Eighty-six percent of Americans believe IVF should be protected—far more than the 63 percent who believe abortion should be legal in all or most circumstances. In the best case, the pro-life movement’s mission to restrict IVF will force pro-IVF, anti-abortion Americans—including some of the 59 percent of Alabamans who voted for the state’s right to life amendment—to reconsider long-held positions about bodily autonomy and the state’s role in enforcing personal beliefs about the moral status of embryos and fetuses. That won’t happen, however, if advocates continue to accept conservatives’ framing that IVF is bipartisan, apolitical, pro-life. This rhetoric advocates for the wealthy who make up the majority of people who use fertility services while sacrificing the rights of working-class women and women of color who disproportionately access abortion. Such an approach will make the IVF process harder for those who are already most vulnerable.

Labeling IVF “pro-family” also often privileges the conservative definition of that term—the heterosexual nuclear family—and thereby opens the door to restrictions on who can access the procedure.

But the pro-life defense won’t just fail to protect IVF; it will also reinforce the beliefs underlying conservative rhetoric about the procedure. The insistence that IVF is “pro-family” because it promotes childbirth, for example, uses tropes from the right-wing natalist movement recently spearheaded by Vance that seeks to increase the birth rate among native-born Americans while restricting immigration. Donald Trump has reached for this logic as the easiest way to justify his support for IVF. In response to the Alabama ruling, he said at a February rally: “Like . . . the vast majority of Republican conservatives, Christians, and pro-life Americans, I strongly support the availability of IVF for couples who are trying to have a precious little beautiful baby.” In August, on NBC, he explained his rationale for a policy that would require insurance coverage and provide government funding for IVF: “We’re doing this because we just think it’s great, and we need great children, beautiful children in our country.” Given the natalist fixation on creating the right kind of children, it is not hard to guess whose precious, beautiful, and great babies he is talking about.

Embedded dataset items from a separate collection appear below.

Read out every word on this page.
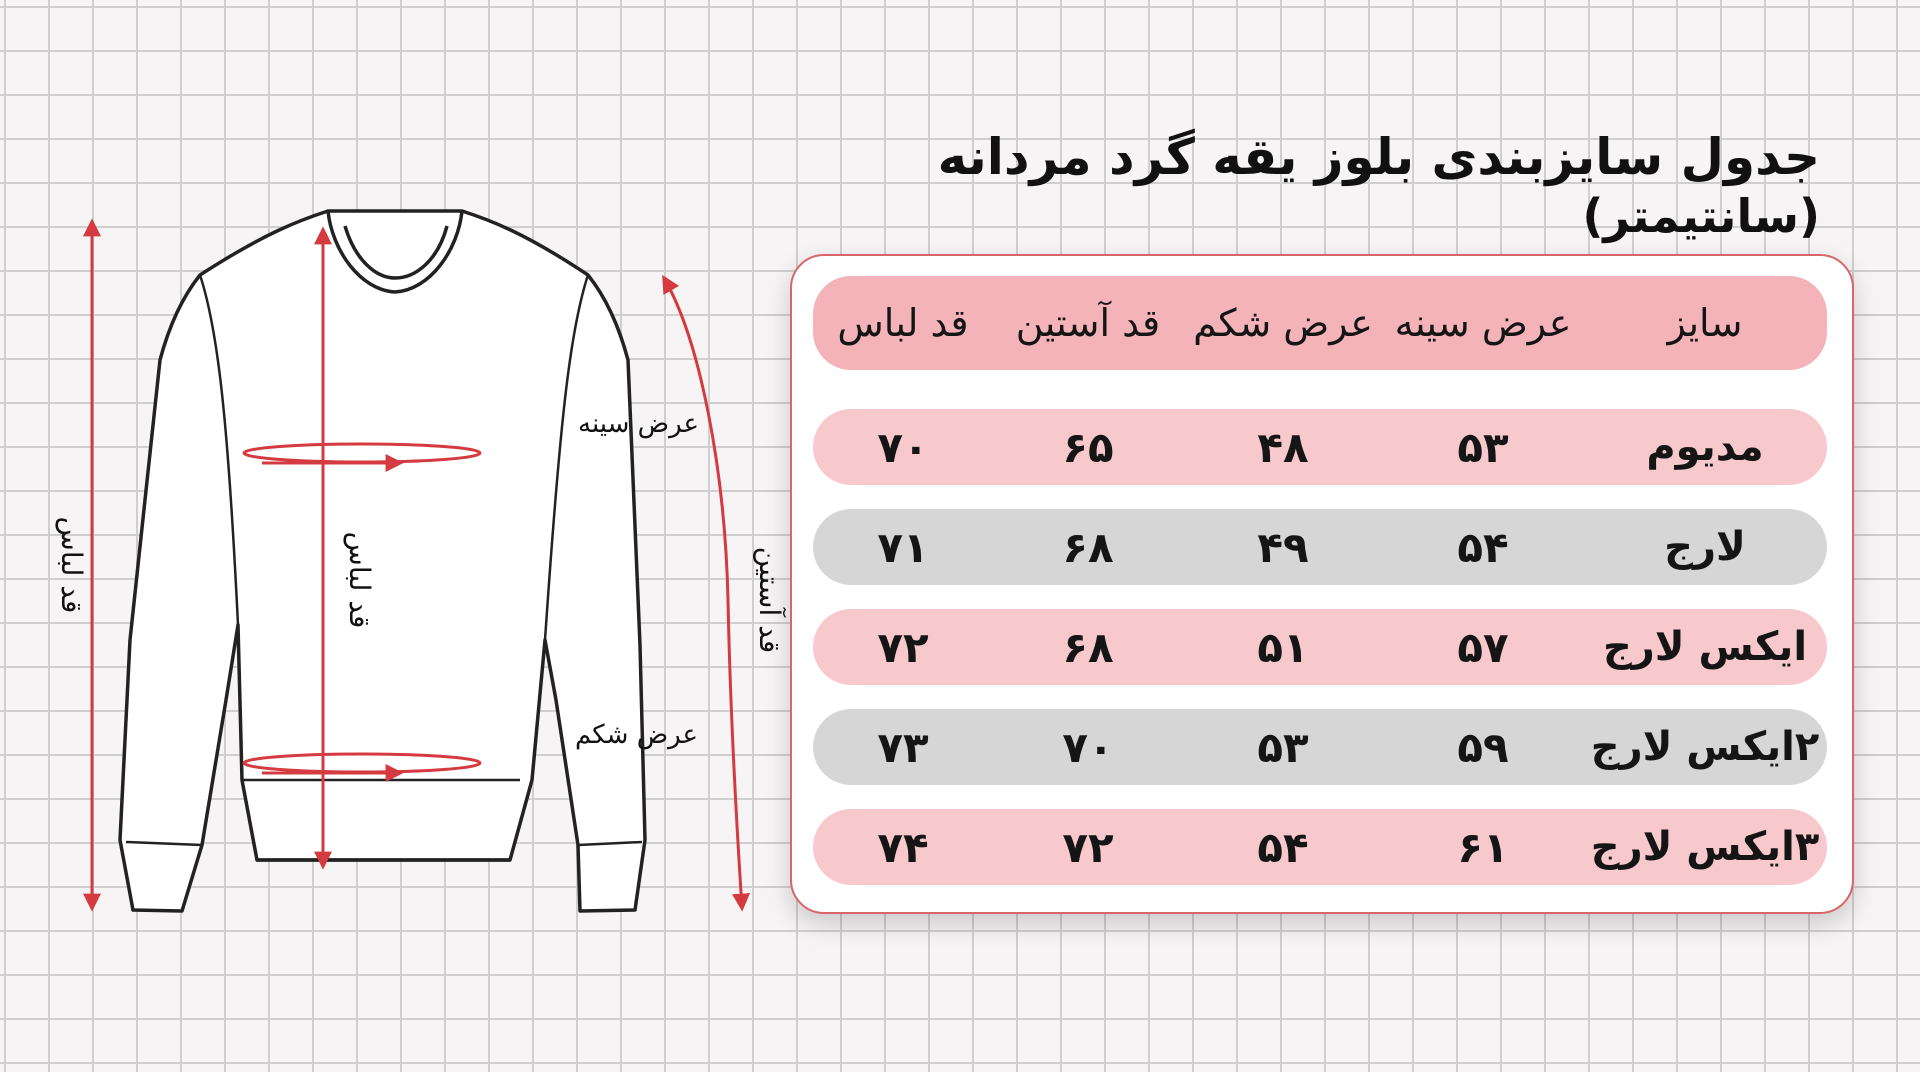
عرض سینه
عرض شکم
قد لباس
قد لباس	قد آستین
جدول سایزبندی بلوز یقه گرد مردانه (سانتیمتر)
سایز
عرض سینه
عرض شکم
قد آستین
قد لباس
مدیوم
۵۳
۴۸
۶۵
۷۰
لارج
۵۴
۴۹
۶۸
۷۱
ایکس لارج
۵۷
۵۱
۶۸
۷۲
۲ایکس لارج
۵۹
۵۳
۷۰
۷۳
۳ایکس لارج
۶۱
۵۴
۷۲
۷۴
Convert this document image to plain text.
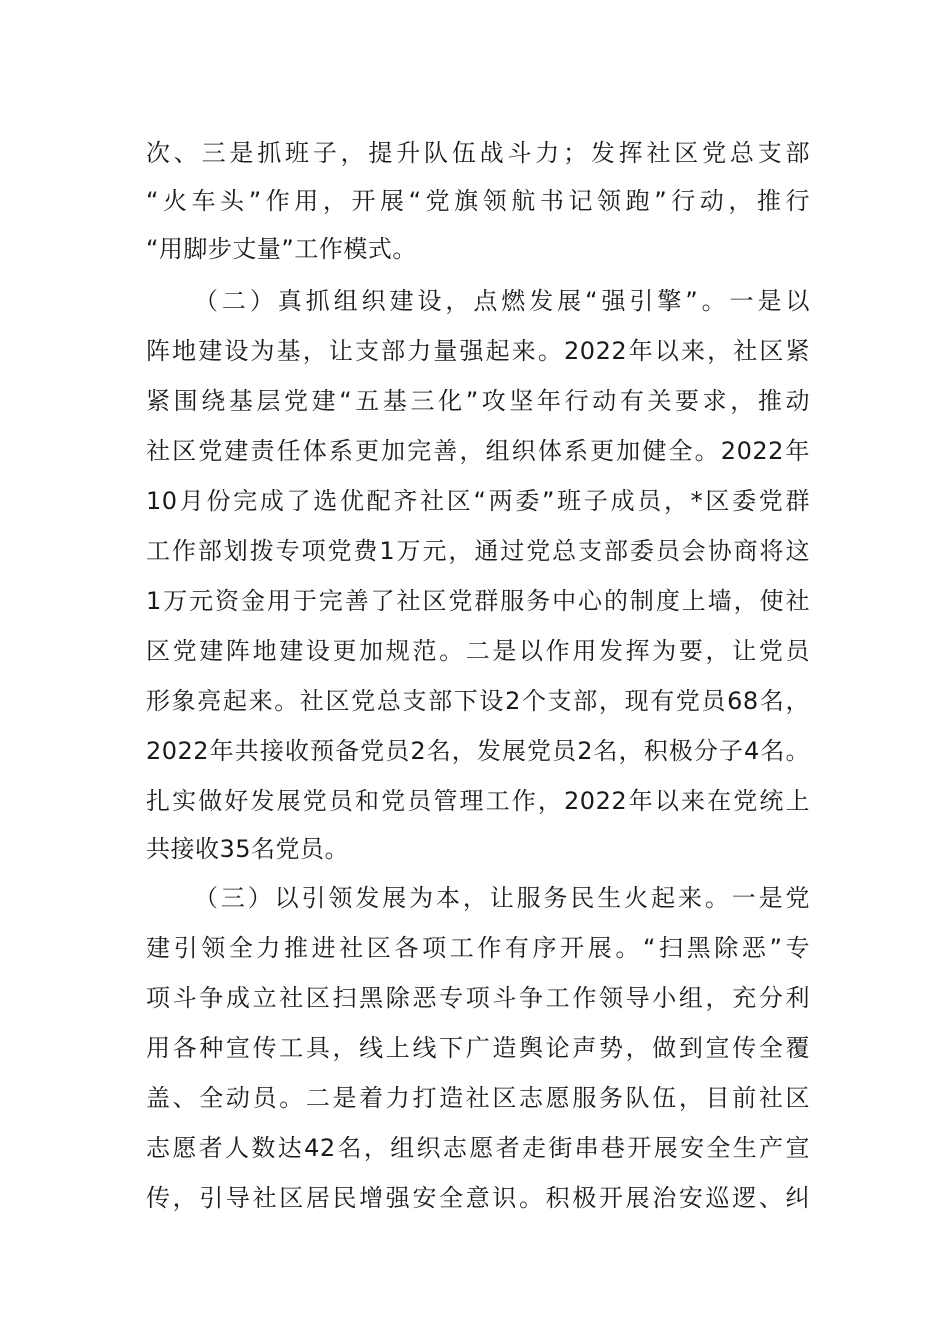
次、三是抓班子，提升队伍战斗力；发挥社区党总支部
“火车头”作用，开展“党旗领航书记领跑”行动，推行
“用脚步丈量”工作模式。
（二）真抓组织建设，点燃发展“强引擎”。一是以
阵地建设为基，让支部力量强起来。2022年以来，社区紧
紧围绕基层党建“五基三化”攻坚年行动有关要求，推动
社区党建责任体系更加完善，组织体系更加健全。2022年
10月份完成了选优配齐社区“两委”班子成员，*区委党群
工作部划拨专项党费1万元，通过党总支部委员会协商将这
1万元资金用于完善了社区党群服务中心的制度上墙，使社
区党建阵地建设更加规范。二是以作用发挥为要，让党员
形象亮起来。社区党总支部下设2个支部，现有党员68名，
2022年共接收预备党员2名，发展党员2名，积极分子4名。
扎实做好发展党员和党员管理工作，2022年以来在党统上
共接收35名党员。
（三）以引领发展为本，让服务民生火起来。一是党
建引领全力推进社区各项工作有序开展。“扫黑除恶”专
项斗争成立社区扫黑除恶专项斗争工作领导小组，充分利
用各种宣传工具，线上线下广造舆论声势，做到宣传全覆
盖、全动员。二是着力打造社区志愿服务队伍，目前社区
志愿者人数达42名，组织志愿者走街串巷开展安全生产宣
传，引导社区居民增强安全意识。积极开展治安巡逻、纠
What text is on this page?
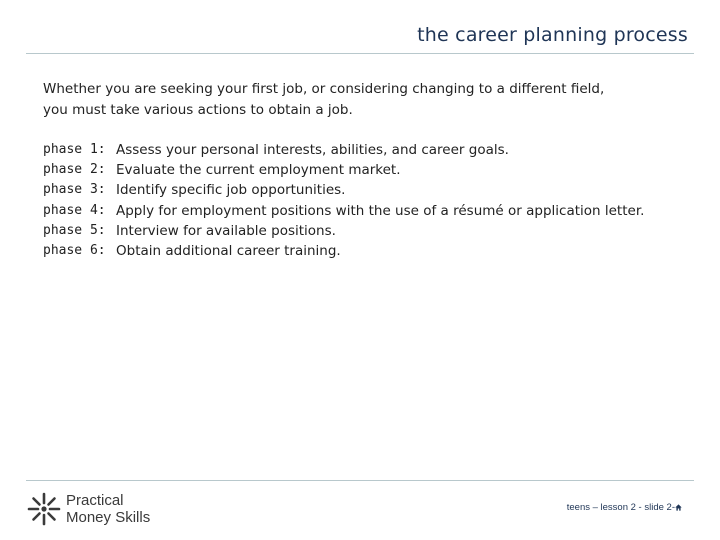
the career planning process

Whether you are seeking your first job, or considering changing to a different field,

you must take various actions to obtain a job.

phase 1: Assess your personal interests, abilities, and career goals.
phase 2: Evaluate the current employment market.
phase 3: Identify specific job opportunities.
phase 4: Apply for employment positions with the use of a résumé or application letter.
phase 5: Interview for available positions.
phase 6: Obtain additional career training.
Practical
Money Skills
teens – lesson 2 - slide 2-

Labeling IVF “pro-family” also often privileges the conservative definition of that term—the heterosexual nuclear family—and thereby opens the door to restrictions on who can access the procedure. In some countries, including Italy and the Czech Republic, IVF is generally restricted to heterosexual couples. While IVF is legally accessible to anyone who can pay for it in the United States, only eight states and the District of Columbia have laws requiring insurers to provide fertility treatment for same-sex couples, compared to twenty-one that require some coverage for infertile heterosexual couples. Centering those deemed worthy of IVF by conservative standards sets a precedent for restricting access or insurance mandates to those groups.

Perhaps the most foolish assumption of the pro-life defense of IVF, however, is that overwhelming public support for IVF will remain stable—that years of conservative rhetoric around fetal personhood and the importance of traditional family structures won’t shift public opinion. The pro-life movement doesn’t believe that. “I have been at this a very long time. And I can remember when it seemed that gaining any kind of pro-life consensus in this country by educating Americans—and I’ll even say just American evangelical Christians—on the issue of abortion seemed an impossible task,” R. Albert Mohler Jr., president of the Southern Baptist Theological Seminary, said to the New York Times in September.

It took half a century of hard-fought progress—but that consensus was eventually achieved, he went on. “I don’t know how long it’s going to take on IVF. But I just want to let you know that I’m not intimidated by being told we’re way behind in this game. We started out way behind in this game. And so I’m going to keep gaining every yard I can on this issue.” Those on the other side would be wise not to yield an inch.